The red brittle star captured scientific attention three decades ago thanks to its dramatic change in colour between day and night and its strong aversion to light.
Now scientists believe Ophiocoma wendtii, a relative to sea stars and sea urchins, has another trick up its sleeve.
Writing in the journal Current Biology, an international team led by Lauren Sumner-Rooney from Oxford University Museum of Natural History, UK, suggests O. wendtii uses colour change to navigate its way through coral reefs.
With colleagues from Germany’s Museum für Naturkunde, Lund University in Sweden, and the Georgia Institute of Technology, US, Sumner-Rooney ran hundreds of behavioural experiments to test the brittle stars’ “eyesight”.
“These experiments gave us not only the first evidence that any brittle star is able to see, but only the second known example of vision in any animal lacking eyes,” she says.

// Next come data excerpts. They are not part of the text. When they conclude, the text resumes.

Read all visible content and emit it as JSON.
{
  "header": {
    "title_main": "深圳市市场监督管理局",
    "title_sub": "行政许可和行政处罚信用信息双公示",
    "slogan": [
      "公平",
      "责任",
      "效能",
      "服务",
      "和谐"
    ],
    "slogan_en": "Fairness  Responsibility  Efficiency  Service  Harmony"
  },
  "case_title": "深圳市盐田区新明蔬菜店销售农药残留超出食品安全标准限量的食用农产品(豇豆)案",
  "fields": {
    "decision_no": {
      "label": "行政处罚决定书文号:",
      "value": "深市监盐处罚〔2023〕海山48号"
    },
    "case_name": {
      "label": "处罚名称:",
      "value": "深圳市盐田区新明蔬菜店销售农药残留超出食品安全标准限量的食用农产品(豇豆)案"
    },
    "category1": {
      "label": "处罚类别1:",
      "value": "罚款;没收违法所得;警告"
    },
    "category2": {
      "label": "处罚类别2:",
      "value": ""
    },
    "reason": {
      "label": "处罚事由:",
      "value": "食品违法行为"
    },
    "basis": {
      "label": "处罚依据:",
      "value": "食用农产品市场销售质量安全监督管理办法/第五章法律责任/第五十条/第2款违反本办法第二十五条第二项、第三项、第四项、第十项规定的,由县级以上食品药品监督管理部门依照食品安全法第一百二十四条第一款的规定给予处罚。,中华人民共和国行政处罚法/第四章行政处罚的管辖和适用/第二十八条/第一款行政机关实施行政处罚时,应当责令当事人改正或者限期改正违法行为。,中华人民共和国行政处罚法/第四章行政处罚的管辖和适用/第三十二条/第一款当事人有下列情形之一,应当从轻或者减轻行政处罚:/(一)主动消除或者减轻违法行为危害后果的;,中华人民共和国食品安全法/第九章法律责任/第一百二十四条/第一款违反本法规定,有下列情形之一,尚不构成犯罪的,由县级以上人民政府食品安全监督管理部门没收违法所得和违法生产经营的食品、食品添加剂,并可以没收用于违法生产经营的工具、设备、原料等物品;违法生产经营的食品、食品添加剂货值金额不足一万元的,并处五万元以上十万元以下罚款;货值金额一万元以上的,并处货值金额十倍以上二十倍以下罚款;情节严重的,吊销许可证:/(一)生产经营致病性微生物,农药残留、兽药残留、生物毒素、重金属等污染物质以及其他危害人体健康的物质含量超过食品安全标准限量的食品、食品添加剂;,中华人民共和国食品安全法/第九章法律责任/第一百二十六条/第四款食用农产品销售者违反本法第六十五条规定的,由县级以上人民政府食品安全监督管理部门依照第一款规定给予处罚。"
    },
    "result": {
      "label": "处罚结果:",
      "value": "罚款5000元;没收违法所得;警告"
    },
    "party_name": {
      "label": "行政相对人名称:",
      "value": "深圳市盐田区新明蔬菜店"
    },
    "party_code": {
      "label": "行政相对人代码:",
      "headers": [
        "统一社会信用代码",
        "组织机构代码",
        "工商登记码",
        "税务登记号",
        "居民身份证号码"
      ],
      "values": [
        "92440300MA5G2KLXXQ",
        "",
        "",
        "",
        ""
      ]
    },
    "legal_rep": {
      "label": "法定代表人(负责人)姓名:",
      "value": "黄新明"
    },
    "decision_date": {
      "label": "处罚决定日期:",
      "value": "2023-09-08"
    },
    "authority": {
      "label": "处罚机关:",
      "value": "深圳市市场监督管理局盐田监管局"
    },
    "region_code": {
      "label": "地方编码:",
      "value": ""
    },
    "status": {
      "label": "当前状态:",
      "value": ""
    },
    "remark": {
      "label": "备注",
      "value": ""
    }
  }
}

The animals were able to seek out areas of contrast, which the researchers think may mimic structures that could offer shelter from predators.
Although it appears that their vision is very coarse, on the crowded tropical reefs disturbed brittle stars never have to look too far to make a dash for the nearest cover.
“It’s a very exciting discovery,” Sumner-Rooney says. “It had been suggested 30 years ago that changing colour might hold the key to light-sensitivity in Ophiocoma, so we’re very happy to be able to fill in some of the gaps that remained and describe this new mechanism.”